Un groupe de forces spéciales européennes au sein de Barkhane. Cela avance lentement

(B2) Afin de compléter l’action de l’opération Barkhane au Sahel (Mali, Burkina Faso), les Français ont sollicité une dizaine de pays européens pour leur fournir quelques effectifs de forces spéciales. Mais les réponses tardent

Forces spéciales belges en entraînement au Sénégal (crédit : Mil.be / Archives B2)

Objectif : mentoring

L’objectif est d’avoir un groupe de quelques centaines de militaires capables de se déployer dans différents lieux du Mali pour accompagner les forces armées sahéliennes après les avoir formées. Il s’agit de faire ce qu’on appelle dans le jargon opérationnel du ‘mentoring‘. Ce qui permettrait aux forces françaises de se concentrer sur d’autres zones géographiques, pour traquer les groupes armés terroristes.
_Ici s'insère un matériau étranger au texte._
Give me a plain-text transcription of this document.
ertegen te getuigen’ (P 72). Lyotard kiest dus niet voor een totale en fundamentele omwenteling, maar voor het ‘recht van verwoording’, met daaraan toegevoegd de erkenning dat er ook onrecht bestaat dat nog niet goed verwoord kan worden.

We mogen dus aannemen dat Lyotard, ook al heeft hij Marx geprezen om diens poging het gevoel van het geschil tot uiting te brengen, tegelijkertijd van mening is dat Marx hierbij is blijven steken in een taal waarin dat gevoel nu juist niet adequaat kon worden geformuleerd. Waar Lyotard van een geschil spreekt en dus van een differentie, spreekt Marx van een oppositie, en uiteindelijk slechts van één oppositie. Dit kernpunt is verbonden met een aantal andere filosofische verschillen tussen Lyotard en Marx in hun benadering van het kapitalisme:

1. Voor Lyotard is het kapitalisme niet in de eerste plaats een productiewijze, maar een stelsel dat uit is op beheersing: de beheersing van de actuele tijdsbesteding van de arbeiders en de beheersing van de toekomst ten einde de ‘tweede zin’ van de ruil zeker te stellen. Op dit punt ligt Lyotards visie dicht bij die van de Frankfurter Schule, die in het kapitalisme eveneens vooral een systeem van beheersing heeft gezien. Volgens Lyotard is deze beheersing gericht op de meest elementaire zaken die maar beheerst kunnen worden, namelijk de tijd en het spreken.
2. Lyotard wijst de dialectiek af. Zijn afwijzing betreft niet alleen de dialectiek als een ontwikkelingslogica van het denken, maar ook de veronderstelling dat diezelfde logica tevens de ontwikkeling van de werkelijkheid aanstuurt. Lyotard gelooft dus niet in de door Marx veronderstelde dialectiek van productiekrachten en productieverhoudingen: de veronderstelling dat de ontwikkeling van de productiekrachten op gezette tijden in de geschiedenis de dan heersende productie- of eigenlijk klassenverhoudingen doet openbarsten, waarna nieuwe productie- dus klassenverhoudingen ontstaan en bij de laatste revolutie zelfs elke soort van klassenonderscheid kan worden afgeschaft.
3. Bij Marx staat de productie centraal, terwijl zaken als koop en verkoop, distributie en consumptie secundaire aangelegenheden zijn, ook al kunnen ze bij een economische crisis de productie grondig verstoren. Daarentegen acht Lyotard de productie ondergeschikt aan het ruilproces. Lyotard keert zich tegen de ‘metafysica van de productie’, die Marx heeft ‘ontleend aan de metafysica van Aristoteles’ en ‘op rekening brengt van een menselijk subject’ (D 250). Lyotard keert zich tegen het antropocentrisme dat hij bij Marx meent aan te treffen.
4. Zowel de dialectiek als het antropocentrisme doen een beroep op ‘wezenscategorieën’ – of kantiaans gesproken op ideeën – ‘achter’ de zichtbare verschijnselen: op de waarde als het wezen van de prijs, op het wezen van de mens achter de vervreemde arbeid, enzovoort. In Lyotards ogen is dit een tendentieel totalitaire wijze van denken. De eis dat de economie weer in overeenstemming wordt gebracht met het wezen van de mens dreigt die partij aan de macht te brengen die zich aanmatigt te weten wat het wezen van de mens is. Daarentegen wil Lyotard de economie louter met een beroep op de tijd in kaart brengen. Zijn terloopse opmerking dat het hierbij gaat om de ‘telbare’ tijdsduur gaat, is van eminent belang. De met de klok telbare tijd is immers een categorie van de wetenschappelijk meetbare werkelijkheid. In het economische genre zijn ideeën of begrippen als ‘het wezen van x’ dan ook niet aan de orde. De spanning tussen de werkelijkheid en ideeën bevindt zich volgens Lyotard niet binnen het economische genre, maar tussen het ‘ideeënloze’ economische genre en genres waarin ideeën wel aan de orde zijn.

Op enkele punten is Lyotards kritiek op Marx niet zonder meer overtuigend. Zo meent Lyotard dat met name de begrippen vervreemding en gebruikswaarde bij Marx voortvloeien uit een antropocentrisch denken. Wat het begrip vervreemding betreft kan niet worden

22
Un appel lancé aux forces spéciales européennes

L’idée avait déjà été évoquée par la ministre Florence Parly devant les forces spéciales à Pau à la mi-juin. « Si les Européens, qui sont directement concernés, ne le font pas, qui le fera ? » s’interrogeait-elle, évoquant « un projet qui consiste à fédérer des forces spéciales de différents pays afin de soutenir l’effort de nos forces spéciales, au Sahel par exemple ». Elle s’était montrée optimiste. « Les retours sont encourageants et j’ai bon espoir que ce projet pourra prospérer » disait-elle.

Silence radio sur les avancées

Depuis, on ne semble pas avoir avancé de façon décisive. Et, devant l’université d’été de la défense à Avord (près de Bourges), vendredi (13 septembre), la ministre s’est bien gardée d’évoquer ce sujet. Personne d’ailleurs ne se hasarde à avancer une date de mise en place de cette force. Des processus de consultation internes à chaque pays sont en cours, nous assure-t-on. Mais la situation politique instable dans plusieurs pays rend la chose très compliquée (1).

Plusieurs pays de l’IEI consultés

La liste des pays consultés elle-même reste secrète. « Inutile de mettre de la pression sur les pays concernés » précise-t-on de façon officielle. Mais, selon nos informations, les Pays-Bas et l’Estonie auraient été très concrètement sollicités pour fournir quelques dizaines de militaires chacun, ainsi que l’Espagne, le Danemark et le Royaume-Uni et d’autre pays participant à l’Initiative européenne d’intervention (IEI) (2). L’objectif étant de constituer une force de 400-450 personnes.

Un seuil minimal fixé à 200 personnes pour être efficace

En matière d’engagement concret, pour l’instant, on en semble cependant loin. Or, « pour avoir un réel effet, il faut avoir 200-250 personnes » a confié à B2 un haut gradé. En deçà, ce ne sera pas possible d’avoir une force spécialisée et autonome. La seule solution sera alors d’intégrer les contributions extérieures à la force Barkhane, comme c’est le cas actuellement pour la cinquantaine de soldats estoniens ou les hélicoptères britanniques.

(Nicolas Gros-Verheyde)

  1. Gouvernement en affaires courantes en Belgique, à la recherche d’une majorité en Espagne, issu d’un renversement d’alliance en Italie, en proie à des dissensions internes au Royaume-Uni ou avec un point d’interrogation en Allemagne. Sans compter les changements gouvernementaux à la suite d’élections générales, comme en Finlande ou en Estonie.
  2. NB : Officiellement cette idée n’est pas l’IEI. « Il ne faut pas associer à l’IEI ce qu’elle n’est pas », explique à B2 un très bon connaisseur du sujet. L’objectif de l’initiative, ce ne sont pas les opérations ou d’avoir une force opérationnelle, « mais l’anticipation, la réflexion stratégique, le partage d’analyses ».